Eu gostaria de ter uma história para contar, mas não tenho. Tenho apenas alguns devaneios, alguns delírios; alguns pensamentos sem sentido, alguns sentimentos tresloucados. “Não escrevo mais como antigamente”, eu penso, e aí me dou conta de que já não faço mais muita coisa como antigamente: já não penso como antigamente, já não sinto como antigamente, já não sou como antigamente. Tudo foi ficando cinza e nublado, esse conjunto de coisas difusas que sou eu foi adquirindo aos poucos um ritmo mais lento, mais sóbrio, mais irreal, mais surreal, cada vez mais para dentro e para fora – para dentro de mim mesmo, para fora do mundo; sempre os contrastes, sempre as contradições.

Eu mesmo nunca soube para onde me encaminhava. Sempre tive a sensação de que andava a passos largos para a beira do abismo. Só não sabia de que abismo. São tantos os abismos pelos quais tive de passar; e tantos mais os que pressinto no meu futuro, à minha frente. Eu sempre me jogando de cabeça nos abismos, esta é a imagem que fica.

Talvez o que me incomode seja justamente a falta de abismos. Esse isso-tudo plano, reto, sem perigos, sem mortes, sem nada. Essa falta de abismos vai se tornando para mim, aos poucos, algo insuportável. Como posso viver em uma vida sem abismos? Não posso – e isso em si já é um abismo; a minha salvação.

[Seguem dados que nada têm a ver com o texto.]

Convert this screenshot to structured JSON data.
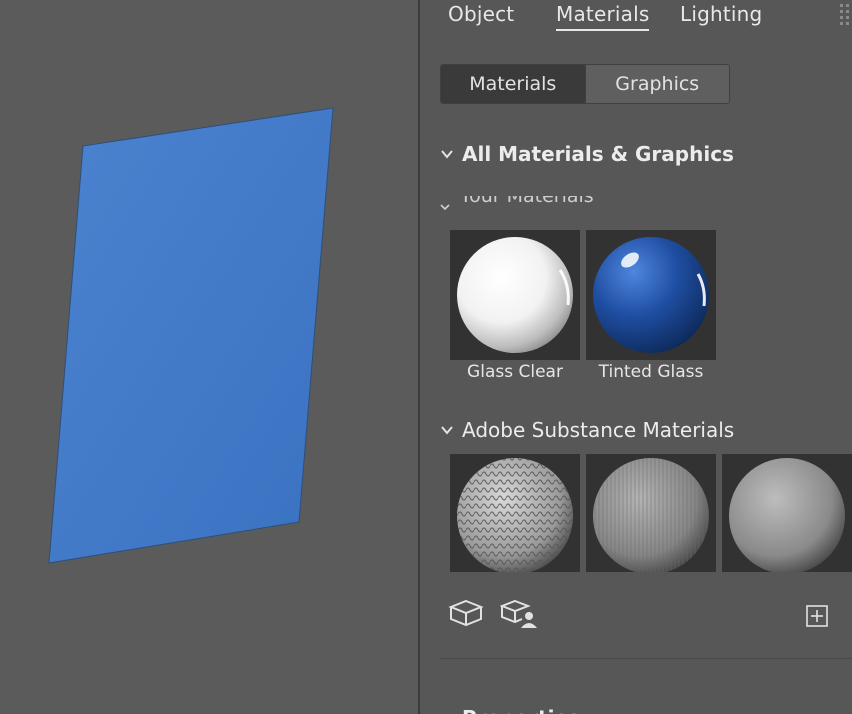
{
  "tabs": [
    {
      "label": "Object"
    },
    {
      "label": "Materials"
    },
    {
      "label": "Lighting"
    }
  ],
  "segmented": {
    "materials": "Materials",
    "graphics": "Graphics"
  },
  "sections": {
    "all": "All Materials & Graphics",
    "yours": "Your Materials",
    "substance": "Adobe Substance Materials",
    "properties": "Properties"
  },
  "your_materials": [
    {
      "name": "Glass Clear"
    },
    {
      "name": "Tinted Glass"
    }
  ],
  "colors": {
    "shape_fill": "#3f78c7",
    "tinted_glass": "#1f4fa3"
  },
  "icons": [
    "materials-icon",
    "shared-materials-icon",
    "add-icon",
    "grip-icon"
  ]
}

O que me separou da loucura, o pequeno passo que me separou da loucura durante todos estes anos, foi justamente o fato de eu estar sempre a um passo dela. É uma forma de equilíbrio, vê? Se eu afastar-me um passo mais da loucura, ela inevitavelmente me alcançará. O equilíbrio estará quebrado, o feitiço estará desfeito.

A loucura sempre a um passo, os abismos sempre ao redor, e eu.

sobre o ceticismo

“Como faz pra deixar o ceticismo de lado?” Vi hoje essa pergunta no orkut de uma amiga minha e, para minha surpresa, eu – que sei de tudo – não sabia a resposta. Na verdade, é muito difícil até mesmo saber o que é o ceticismo. Talvez uma doença, talvez um estado de espírito. Mas eu me sinto inclinado a crer que é uma construção. Paciente, diária – uma construção. A cada dia que tu acordas, olhas para o mundo e não vê a beleza que supostamente deveria estar ali, tu te constróis cético. Houve um dia em que acreditaste em Papai Noel e Coelhinho da Páscoa. No Bicho Papão e na Cuca. Nas fadas e nos duendes. No amor e na amizade. Na paixão e no companheirismo. Por fim, o que restou? O ceticismo. Como uma erva má, ele foi tomando a tua alma, trepadeira infame escalando os teus muros interiores e matando sufocadas todas as flores outras, todos os sentimentos outros, tudo – consumindo, te consumindo. Mas chegará uma hora em que não haverá mais nada a ser consumido, o ceticismo, erva má absoluta dentro de ti, terá então vencido. Solitário, vencedor, absoluto. Não tendo mais nada a sugar, morrerá – talvez junto contigo –, seco e árido, morto, o ceticismo; seca e árida, morta, tu. Terá valido à pena? Terás lutado o suficiente?

“Como faz pra deixar o ceticismo de lado?” Se eu soubesse, viveria.